With recent progress on fine-tuning language models around a fixed sparse autoencoder, we disentangle the decoder matrix into almost orthogonal features. This reduces interference and superposition between the features, while keeping performance on the target dataset essentially unchanged. Our orthogonality penalty leads to identifiable features, ensuring the uniqueness of the decomposition. Further, we find that the distance between embedded feature explanations increases with stricter orthogonality penalty, a desirable property for interpretability. Invoking the $\textit{Independent Causal Mechanisms}$ principle, we argue that orthogonality promotes modular representations amenable to causal intervention. We empirically show that these increasingly orthogonalized features allow for isolated interventions. Our code is available under $\texttt{https://github.com/mrtzmllr/sae-icm}$.

Abir Harrasse, Florent Draye, Zhijing Jin et al.

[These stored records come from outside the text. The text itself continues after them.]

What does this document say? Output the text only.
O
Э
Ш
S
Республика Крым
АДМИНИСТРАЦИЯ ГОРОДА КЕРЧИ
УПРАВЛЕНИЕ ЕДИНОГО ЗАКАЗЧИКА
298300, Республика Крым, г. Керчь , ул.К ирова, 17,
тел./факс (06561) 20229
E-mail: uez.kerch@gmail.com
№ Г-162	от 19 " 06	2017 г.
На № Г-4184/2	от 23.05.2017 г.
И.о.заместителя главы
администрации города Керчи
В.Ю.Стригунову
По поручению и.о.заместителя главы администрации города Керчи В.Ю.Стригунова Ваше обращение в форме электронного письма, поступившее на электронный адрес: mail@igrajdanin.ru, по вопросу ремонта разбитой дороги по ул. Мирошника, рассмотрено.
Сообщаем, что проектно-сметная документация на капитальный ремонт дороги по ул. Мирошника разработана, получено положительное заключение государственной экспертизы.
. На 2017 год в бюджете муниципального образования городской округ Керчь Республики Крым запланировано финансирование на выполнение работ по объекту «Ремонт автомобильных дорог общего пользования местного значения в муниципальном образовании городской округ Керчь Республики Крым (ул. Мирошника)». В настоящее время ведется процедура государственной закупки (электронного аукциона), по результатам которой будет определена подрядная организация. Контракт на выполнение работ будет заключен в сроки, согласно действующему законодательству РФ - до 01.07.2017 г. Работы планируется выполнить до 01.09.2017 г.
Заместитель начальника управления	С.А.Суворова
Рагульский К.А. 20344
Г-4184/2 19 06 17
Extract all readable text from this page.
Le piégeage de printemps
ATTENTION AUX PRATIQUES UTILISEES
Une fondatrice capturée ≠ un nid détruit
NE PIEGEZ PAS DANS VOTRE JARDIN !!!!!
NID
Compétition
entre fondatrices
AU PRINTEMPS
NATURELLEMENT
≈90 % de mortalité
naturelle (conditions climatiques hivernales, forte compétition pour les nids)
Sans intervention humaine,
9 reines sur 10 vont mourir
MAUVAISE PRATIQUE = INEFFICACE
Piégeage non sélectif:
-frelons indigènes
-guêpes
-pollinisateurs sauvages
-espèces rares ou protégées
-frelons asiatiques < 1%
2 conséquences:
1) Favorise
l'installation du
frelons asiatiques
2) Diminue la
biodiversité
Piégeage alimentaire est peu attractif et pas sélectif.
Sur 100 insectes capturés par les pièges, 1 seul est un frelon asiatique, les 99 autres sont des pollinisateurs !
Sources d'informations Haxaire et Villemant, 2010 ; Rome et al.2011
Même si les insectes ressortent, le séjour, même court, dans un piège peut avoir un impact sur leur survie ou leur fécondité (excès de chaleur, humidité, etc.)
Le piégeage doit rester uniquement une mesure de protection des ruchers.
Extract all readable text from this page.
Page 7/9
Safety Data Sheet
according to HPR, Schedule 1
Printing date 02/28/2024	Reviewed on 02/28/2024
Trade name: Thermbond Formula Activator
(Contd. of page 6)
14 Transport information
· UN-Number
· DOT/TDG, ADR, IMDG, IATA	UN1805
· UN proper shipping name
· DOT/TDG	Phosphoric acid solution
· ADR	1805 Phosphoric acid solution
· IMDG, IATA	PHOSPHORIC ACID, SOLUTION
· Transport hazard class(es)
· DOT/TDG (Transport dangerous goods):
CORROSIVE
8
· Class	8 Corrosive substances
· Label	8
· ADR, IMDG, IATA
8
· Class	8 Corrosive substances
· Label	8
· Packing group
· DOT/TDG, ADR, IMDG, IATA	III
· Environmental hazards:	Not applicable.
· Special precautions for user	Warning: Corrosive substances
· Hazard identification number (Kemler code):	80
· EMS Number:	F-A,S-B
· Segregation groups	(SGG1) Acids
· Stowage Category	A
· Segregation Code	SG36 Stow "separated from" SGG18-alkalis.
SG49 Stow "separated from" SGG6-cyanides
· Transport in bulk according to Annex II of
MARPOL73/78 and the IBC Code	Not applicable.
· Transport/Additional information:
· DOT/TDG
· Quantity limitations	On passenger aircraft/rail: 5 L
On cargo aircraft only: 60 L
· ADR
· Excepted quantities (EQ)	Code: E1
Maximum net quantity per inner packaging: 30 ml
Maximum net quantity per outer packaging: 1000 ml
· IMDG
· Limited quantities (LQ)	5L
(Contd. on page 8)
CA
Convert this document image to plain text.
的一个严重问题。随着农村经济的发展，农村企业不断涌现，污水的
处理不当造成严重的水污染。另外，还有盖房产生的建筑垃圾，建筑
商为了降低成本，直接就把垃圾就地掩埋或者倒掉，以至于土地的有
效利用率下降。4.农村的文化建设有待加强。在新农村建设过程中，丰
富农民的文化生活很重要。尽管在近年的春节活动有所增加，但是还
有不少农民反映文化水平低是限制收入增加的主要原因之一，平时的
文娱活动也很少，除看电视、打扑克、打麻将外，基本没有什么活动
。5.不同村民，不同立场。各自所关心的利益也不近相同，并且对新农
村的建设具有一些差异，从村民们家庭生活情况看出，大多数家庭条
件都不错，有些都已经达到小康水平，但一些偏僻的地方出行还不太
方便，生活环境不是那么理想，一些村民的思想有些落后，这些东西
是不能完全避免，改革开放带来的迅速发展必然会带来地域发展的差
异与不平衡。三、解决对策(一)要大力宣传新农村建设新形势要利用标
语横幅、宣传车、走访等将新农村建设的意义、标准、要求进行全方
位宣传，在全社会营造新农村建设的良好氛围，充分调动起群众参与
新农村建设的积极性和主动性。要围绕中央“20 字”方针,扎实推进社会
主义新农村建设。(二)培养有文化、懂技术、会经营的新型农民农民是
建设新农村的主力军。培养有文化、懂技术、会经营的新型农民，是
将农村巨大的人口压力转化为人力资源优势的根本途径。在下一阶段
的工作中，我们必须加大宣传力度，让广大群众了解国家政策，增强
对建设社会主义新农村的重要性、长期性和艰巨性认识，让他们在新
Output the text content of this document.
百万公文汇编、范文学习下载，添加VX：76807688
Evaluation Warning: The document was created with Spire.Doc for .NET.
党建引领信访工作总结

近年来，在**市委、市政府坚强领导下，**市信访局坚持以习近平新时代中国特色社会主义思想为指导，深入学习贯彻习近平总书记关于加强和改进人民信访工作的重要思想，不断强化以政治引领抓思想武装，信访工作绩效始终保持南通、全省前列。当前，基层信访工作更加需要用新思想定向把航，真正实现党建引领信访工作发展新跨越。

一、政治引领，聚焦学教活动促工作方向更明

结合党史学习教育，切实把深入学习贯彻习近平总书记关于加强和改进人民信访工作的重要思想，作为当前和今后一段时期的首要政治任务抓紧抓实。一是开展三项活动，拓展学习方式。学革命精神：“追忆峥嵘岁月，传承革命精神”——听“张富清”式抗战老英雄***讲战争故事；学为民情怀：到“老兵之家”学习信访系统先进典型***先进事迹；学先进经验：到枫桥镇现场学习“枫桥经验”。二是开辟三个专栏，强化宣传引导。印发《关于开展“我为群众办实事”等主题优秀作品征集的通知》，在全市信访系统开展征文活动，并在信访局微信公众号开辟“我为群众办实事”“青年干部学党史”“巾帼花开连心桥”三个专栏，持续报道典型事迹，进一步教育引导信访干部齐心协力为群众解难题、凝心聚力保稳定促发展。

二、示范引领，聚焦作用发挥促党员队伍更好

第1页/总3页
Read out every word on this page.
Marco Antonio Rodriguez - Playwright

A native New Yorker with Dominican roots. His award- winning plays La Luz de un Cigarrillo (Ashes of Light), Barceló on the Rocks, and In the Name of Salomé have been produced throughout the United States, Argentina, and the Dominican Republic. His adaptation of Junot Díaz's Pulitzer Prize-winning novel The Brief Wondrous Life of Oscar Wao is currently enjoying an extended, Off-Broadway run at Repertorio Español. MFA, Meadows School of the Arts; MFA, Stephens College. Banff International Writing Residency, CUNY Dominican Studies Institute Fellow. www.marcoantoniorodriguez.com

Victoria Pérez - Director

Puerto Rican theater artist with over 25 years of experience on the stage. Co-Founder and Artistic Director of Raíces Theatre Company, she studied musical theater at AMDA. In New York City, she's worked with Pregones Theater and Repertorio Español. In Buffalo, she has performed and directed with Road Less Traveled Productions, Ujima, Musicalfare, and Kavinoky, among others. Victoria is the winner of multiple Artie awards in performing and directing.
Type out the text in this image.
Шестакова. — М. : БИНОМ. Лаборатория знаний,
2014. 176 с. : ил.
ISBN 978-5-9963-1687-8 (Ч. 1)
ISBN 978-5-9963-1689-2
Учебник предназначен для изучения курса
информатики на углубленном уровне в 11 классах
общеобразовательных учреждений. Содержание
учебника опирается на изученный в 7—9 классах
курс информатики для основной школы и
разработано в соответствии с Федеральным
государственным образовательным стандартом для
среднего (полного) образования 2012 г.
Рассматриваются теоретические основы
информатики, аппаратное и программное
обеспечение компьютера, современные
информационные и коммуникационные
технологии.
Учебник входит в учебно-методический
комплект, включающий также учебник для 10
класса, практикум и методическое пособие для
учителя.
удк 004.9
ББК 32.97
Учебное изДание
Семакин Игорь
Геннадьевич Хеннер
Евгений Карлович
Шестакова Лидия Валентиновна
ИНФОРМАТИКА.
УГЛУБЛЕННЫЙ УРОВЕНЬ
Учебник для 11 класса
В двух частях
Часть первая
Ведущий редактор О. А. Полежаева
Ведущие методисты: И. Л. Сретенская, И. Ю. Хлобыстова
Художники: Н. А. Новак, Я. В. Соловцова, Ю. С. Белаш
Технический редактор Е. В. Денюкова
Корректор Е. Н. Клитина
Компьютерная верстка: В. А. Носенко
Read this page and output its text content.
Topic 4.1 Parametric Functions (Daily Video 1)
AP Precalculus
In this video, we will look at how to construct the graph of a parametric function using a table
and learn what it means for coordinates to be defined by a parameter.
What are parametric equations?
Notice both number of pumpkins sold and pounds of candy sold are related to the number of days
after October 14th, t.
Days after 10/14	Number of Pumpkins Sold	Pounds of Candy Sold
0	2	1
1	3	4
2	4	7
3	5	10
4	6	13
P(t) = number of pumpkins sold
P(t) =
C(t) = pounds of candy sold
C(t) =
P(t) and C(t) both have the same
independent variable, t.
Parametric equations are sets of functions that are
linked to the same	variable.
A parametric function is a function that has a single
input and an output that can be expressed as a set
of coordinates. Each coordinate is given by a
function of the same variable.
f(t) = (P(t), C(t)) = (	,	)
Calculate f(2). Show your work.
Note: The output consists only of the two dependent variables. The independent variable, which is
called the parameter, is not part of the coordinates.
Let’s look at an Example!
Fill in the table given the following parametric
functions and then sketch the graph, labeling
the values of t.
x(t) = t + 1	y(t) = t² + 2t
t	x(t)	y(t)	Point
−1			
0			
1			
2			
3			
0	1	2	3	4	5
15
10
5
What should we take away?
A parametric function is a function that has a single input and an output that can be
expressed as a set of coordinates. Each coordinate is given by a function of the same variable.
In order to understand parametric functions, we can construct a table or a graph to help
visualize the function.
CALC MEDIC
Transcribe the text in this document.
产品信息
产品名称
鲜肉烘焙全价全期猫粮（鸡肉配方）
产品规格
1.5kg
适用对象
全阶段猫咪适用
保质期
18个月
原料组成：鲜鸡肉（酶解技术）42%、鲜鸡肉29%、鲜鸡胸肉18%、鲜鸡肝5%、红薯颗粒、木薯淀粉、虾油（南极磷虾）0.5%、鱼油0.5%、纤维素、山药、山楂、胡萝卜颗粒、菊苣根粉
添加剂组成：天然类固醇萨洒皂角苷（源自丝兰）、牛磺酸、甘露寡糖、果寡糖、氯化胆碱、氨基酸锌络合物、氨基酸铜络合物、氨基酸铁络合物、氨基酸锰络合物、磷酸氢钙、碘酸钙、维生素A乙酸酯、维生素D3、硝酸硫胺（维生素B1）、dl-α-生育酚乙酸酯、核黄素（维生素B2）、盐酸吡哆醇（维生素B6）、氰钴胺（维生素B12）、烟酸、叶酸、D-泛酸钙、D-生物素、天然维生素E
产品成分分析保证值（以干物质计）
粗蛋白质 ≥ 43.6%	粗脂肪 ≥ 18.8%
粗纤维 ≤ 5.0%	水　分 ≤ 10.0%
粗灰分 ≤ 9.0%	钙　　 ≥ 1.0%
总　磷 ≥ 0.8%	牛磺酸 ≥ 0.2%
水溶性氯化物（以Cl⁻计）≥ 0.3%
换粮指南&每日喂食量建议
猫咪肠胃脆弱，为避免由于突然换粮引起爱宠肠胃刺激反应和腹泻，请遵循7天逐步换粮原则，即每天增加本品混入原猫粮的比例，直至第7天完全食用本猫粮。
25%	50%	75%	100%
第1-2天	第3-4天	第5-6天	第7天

Multilingual Large Language Models (LLMs) can process many languages, yet how they internally represent this diversity remains unclear. Do they form shared multilingual representations with language-specific decoding, and if so, why does performance still favor the dominant training language? To address this, we train a series of LLMs on different mixtures of multilingual data and analyze their internal mechanisms using cross-layer transcoders (CLT) and attribution graphs. Our results provide strong evidence for pivot language representations: the model employs nearly identical representations across languages, while language-specific decoding emerges in later layers. Attribution analyses reveal that decoding relies in part on a small set of high-frequency language features in the final layers, which linearly read out language identity from the first layers in the model. By intervening on these features, we can suppress one language and substitute another in the model's outputs. Finally, we study how the dominant training language influences these mechanisms across attribution graphs and decoding pathways. We argue that understanding this pivot-language mechanism is crucial for improving multilingual alignment in LLMs.

Florent Draye, Anson Lei, Hsiao-Ru Pan et al.

We introduce a simple post-training method that makes transformer attention sparse without sacrificing performance. Applying a flexible sparsity regularisation under a constrained-loss objective, we show on models up to 7B parameters that it is possible to retain the original pretraining loss while reducing attention connectivity to $\approx 0.4 \%$ of its edges. Unlike sparse-attention methods designed for computational efficiency, our approach leverages sparsity as a structural prior: it preserves capability while exposing a more organized and interpretable connectivity pattern. We find that this local sparsity cascades into global circuit simplification: task-specific circuits involve far fewer components (attention heads and MLPs) with up to 100x fewer edges connecting them. Additionally, using cross-layer transcoders, we show that sparse attention substantially simplifies attention attribution, enabling a unified view of feature-based and circuit-based perspectives. These results demonstrate that transformer attention can be made orders of magnitude sparser, suggesting that much of its computation is redundant and that sparsity may serve as a guiding principle for more structured and interpretable models.